Me dá profundamente nos nervos saber que os medíocres políticos brasileiros querem, mais uma vez, adotar para a tão precária educação do país modelitos importados da nação mais autoritária, competitiva e classista do mundo: os EUA. Como se já não bastasse o esdrúxulo tecnicismo que plasmamos do tio Sam (burramente defendido por muitos nobres colegas) querem agora viabilzar o fascismo em forma de lei: a meritocracia.

Ora, o professor trabalha muito, come mal, ganha pouco, não tem tempo de estudar, leva pilhas de trabalho pra casa, trabalha sábado, não pode fazer greve, e ainda tem que ser ótimo!

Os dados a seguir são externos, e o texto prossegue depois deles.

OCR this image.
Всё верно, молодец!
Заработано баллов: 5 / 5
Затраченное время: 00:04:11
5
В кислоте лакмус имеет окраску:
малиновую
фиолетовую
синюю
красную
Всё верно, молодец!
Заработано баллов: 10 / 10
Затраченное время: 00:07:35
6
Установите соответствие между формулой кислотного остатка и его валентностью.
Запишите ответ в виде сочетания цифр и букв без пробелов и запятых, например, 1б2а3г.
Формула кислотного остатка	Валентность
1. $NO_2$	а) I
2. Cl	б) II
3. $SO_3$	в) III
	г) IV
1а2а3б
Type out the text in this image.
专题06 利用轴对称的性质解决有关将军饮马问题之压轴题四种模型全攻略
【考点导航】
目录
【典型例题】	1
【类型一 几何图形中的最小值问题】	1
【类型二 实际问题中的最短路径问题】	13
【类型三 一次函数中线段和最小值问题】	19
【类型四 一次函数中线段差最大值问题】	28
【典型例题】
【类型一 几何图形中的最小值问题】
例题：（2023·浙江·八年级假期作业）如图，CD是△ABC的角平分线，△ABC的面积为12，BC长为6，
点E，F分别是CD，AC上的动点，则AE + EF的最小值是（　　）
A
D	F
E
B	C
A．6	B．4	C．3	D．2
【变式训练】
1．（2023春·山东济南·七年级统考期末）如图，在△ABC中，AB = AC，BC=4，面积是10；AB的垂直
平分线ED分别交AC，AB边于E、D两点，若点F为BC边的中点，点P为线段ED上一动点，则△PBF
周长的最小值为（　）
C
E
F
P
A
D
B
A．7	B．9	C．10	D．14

Ridículo, não? Por que não fazemos o mesmo com os políticos que querem fazer isso conosco? Ou com os pais que apóiam essa idéia absurda de demitir quem aprova menos. Provavelmente querem delegar à escola sua ausência na educação familiar e culpar-nos por mais isso. Geralmente são esses mesmos que defendem com unhas e dentes o sistema seriado de aprova/reprova (eu, obviamente, não gosto desse sistema), mas querem punir o professor que reprova demais. Tenham paciência e me venham com um pouco de coerência.

Seria muito bom que o Brasil fosse a Finlândia. Lá o aluno decide o que quer estudar, o salário mensal é de 2500 Euros pra professores, não há nenhuma avaliação dos mestres, os alunos têm alto nível, todos ganham incentivos para estudar, e a educação vai muitíssimo bem, obrigado. A Finlândia teve um grande crescimento econômico por conta da adoção de um modelo descentralizado de educação nas últimas duas décadas. E nós, cucarachas que somos queremos logo pegar o paradigma americanóide, tão sectário. O Brasil é um país atrasado e tem uma elite retrógrada.

Ah, e não se pode falar em salário. Quem ganha mal tem que ser um ótimo profissional. Ser bom não tem nada a ver com ganhar bem. Religiosamente devemos respeitar nosso sacerdócio mitológico e nos esvoaçarmos como santos sobre as dificuldades, superando as barreiras materiais que nos impedem até de comer bem ou viajar. Não, quando falamos de qualidade de educação não podemos comparar o salário de um professor com o de um juiz, médico, engenheiro, político, ministro ou dos acéfalos jogadores de futebol. Não. Qualidade de educação, no Brasil, tem tudo a ver com reprovar demais e não com nosso medíocre salário.